Rubem Penz

“Não te mete” é um dos mais antigos conselhos e, também, um dos mais sábios que eu conheço. Um alerta para as futuras consequências a serem suportadas por pessoas impulsivas, inconformadas, inquietas e, claro, intrometidas. Um fusível para conter o ímpeto emocional. Porém, como quase todo antigo e sábio conselho, ele é quase sempre inútil. Explico. Ao ser ofertado para os naturalmente reservados, acaba como chover no molhado. Quando dito aos que não se contêm, termina pouco eficaz. Aliás, algumas vezes este conselho soará como um desafio: “Agora mesmo é que eu vou!”.

Todos sabem que macaco velho não mete a mão em cumbuca, isto é, ou meteu quando jovem, ficou preso e aprendeu a lição; ou nunca meteu, envelhecendo sem jamais ver trancada sua mão.
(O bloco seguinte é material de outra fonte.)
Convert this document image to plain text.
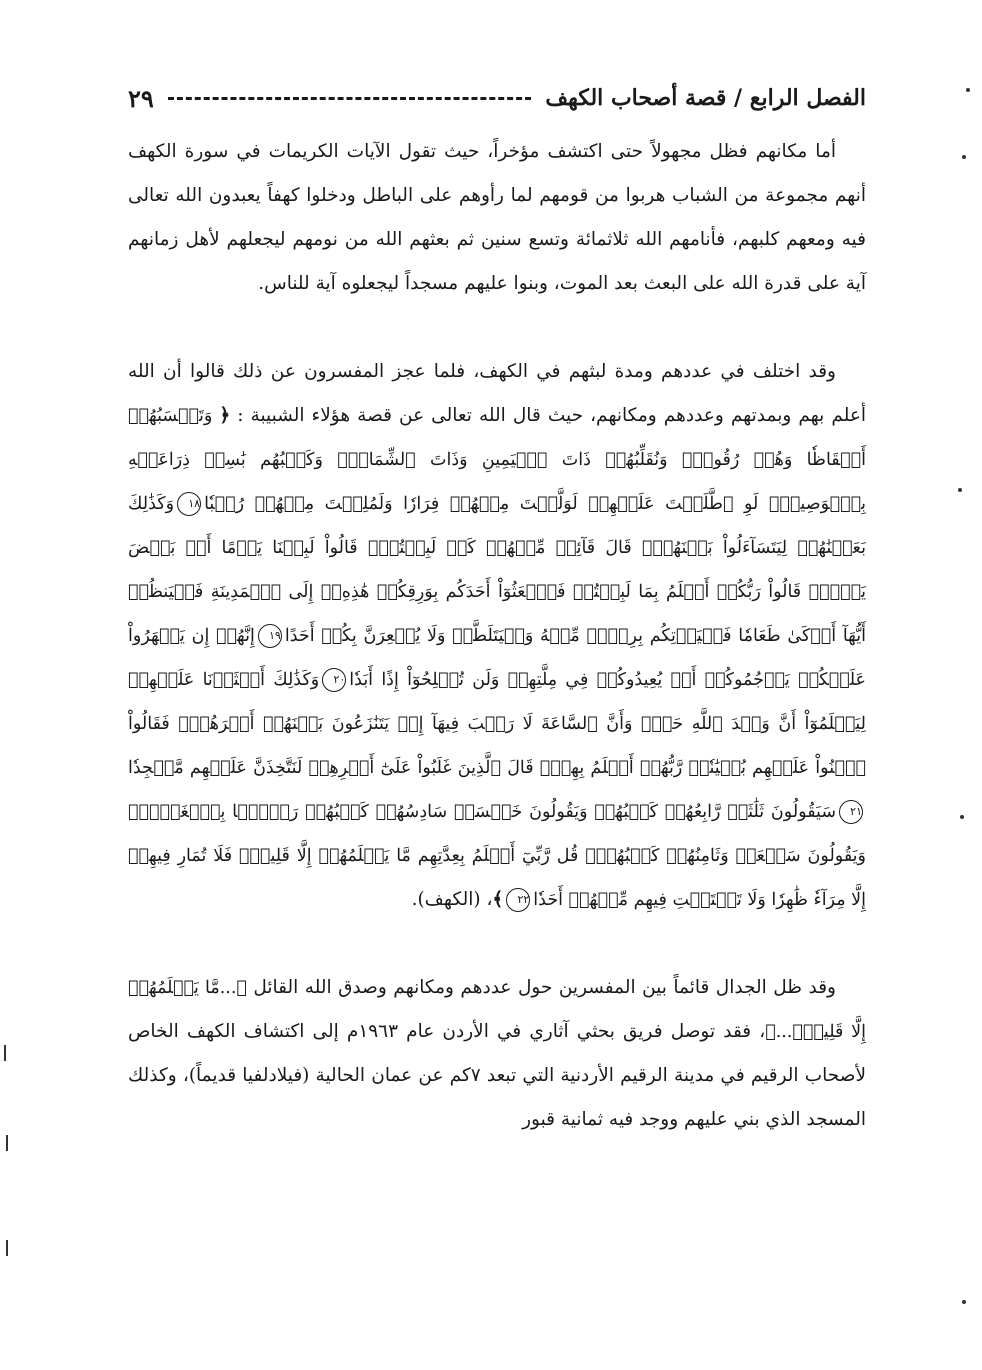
الفصل الرابع / قصة أصحاب الكهف
٢٩

أما مكانهم فظل مجهولاً حتى اكتشف مؤخراً، حيث تقول الآيات الكريمات في سورة الكهف أنهم مجموعة من الشباب هربوا من قومهم لما رأوهم على الباطل ودخلوا كهفاً يعبدون الله تعالى فيه ومعهم كلبهم، فأنامهم الله ثلاثمائة وتسع سنين ثم بعثهم الله من نومهم ليجعلهم لأهل زمانهم آية على قدرة الله على البعث بعد الموت، وبنوا عليهم مسجداً ليجعلوه آية للناس.

وقد اختلف في عددهم ومدة لبثهم في الكهف، فلما عجز المفسرون عن ذلك قالوا أن الله أعلم بهم وبمدتهم وعددهم ومكانهم، حيث قال الله تعالى عن قصة هؤلاء الشبيبة : ﴿ وَتَحۡسَبُهُمۡ أَيۡقَاظٗا وَهُمۡ رُقُودٞۚ وَنُقَلِّبُهُمۡ ذَاتَ ٱلۡيَمِينِ وَذَاتَ ٱلشِّمَالِۖ وَكَلۡبُهُم بَٰسِطٞ ذِرَاعَيۡهِ بِٱلۡوَصِيدِۚ لَوِ ٱطَّلَعۡتَ عَلَيۡهِمۡ لَوَلَّيۡتَ مِنۡهُمۡ فِرَارٗا وَلَمُلِئۡتَ مِنۡهُمۡ رُعۡبٗا١٨وَكَذَٰلِكَ بَعَثۡنَٰهُمۡ لِيَتَسَآءَلُواْ بَيۡنَهُمۡۚ قَالَ قَآئِلٞ مِّنۡهُمۡ كَمۡ لَبِثۡتُمۡۖ قَالُواْ لَبِثۡنَا يَوۡمًا أَوۡ بَعۡضَ يَوۡمٖۚ قَالُواْ رَبُّكُمۡ أَعۡلَمُ بِمَا لَبِثۡتُمۡ فَٱبۡعَثُوٓاْ أَحَدَكُم بِوَرِقِكُمۡ هَٰذِهِۦٓ إِلَى ٱلۡمَدِينَةِ فَلۡيَنظُرۡ أَيُّهَآ أَزۡكَىٰ طَعَامٗا فَلۡيَأۡتِكُم بِرِزۡقٖ مِّنۡهُ وَلۡيَتَلَطَّفۡ وَلَا يُشۡعِرَنَّ بِكُمۡ أَحَدًا١٩إِنَّهُمۡ إِن يَظۡهَرُواْ عَلَيۡكُمۡ يَرۡجُمُوكُمۡ أَوۡ يُعِيدُوكُمۡ فِي مِلَّتِهِمۡ وَلَن تُفۡلِحُوٓاْ إِذًا أَبَدٗا٢٠وَكَذَٰلِكَ أَعۡثَرۡنَا عَلَيۡهِمۡ لِيَعۡلَمُوٓاْ أَنَّ وَعۡدَ ٱللَّهِ حَقّٞ وَأَنَّ ٱلسَّاعَةَ لَا رَيۡبَ فِيهَآ إِذۡ يَتَنَٰزَعُونَ بَيۡنَهُمۡ أَمۡرَهُمۡۖ فَقَالُواْ ٱبۡنُواْ عَلَيۡهِم بُنۡيَٰنٗاۖ رَّبُّهُمۡ أَعۡلَمُ بِهِمۡۚ قَالَ ٱلَّذِينَ غَلَبُواْ عَلَىٰٓ أَمۡرِهِمۡ لَنَتَّخِذَنَّ عَلَيۡهِم مَّسۡجِدٗا٢١سَيَقُولُونَ ثَلَٰثَةٞ رَّابِعُهُمۡ كَلۡبُهُمۡ وَيَقُولُونَ خَمۡسَةٞ سَادِسُهُمۡ كَلۡبُهُمۡ رَجۡمَۢا بِٱلۡغَيۡبِۖ وَيَقُولُونَ سَبۡعَةٞ وَثَامِنُهُمۡ كَلۡبُهُمۡۚ قُل رَّبِّيٓ أَعۡلَمُ بِعِدَّتِهِم مَّا يَعۡلَمُهُمۡ إِلَّا قَلِيلٞۗ فَلَا تُمَارِ فِيهِمۡ إِلَّا مِرَآءٗ ظَٰهِرٗا وَلَا تَسۡتَفۡتِ فِيهِم مِّنۡهُمۡ أَحَدٗا٢٢﴾، (الكهف).

وقد ظل الجدال قائماً بين المفسرين حول عددهم ومكانهم وصدق الله القائل ﴿...مَّا يَعۡلَمُهُمۡ إِلَّا قَلِيلٞۗ...﴾، فقد توصل فريق بحثي آثاري في الأردن عام ١٩٦٣م إلى اكتشاف الكهف الخاص لأصحاب الرقيم في مدينة الرقيم الأردنية التي تبعد ٧كم عن عمان الحالية (فيلادلفيا قديماً)، وكذلك المسجد الذي بني عليهم ووجد فيه ثمانية قبور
O galho (de cada macaco) é convencer um tipo mais sanguíneo a aderir às vantagens de quem não mete o nariz onde não é chamado. São pessoas mais rápidas do que Cisco Kid para sacar suas colheres e enfiá-las na primeira panela que promete entornar o caldo. Estes, divido em dois grupos: os apaziguadores e os incendiários. Os apaziguadores até metem o dedo na ferida, mas o fazem com o objetivo de higienizar as ideias, suturar o conflito, proteger as partes com um bom curativo. Fazem parte da “turma do deixa disso”: tomam a frente para acalmar os ânimos.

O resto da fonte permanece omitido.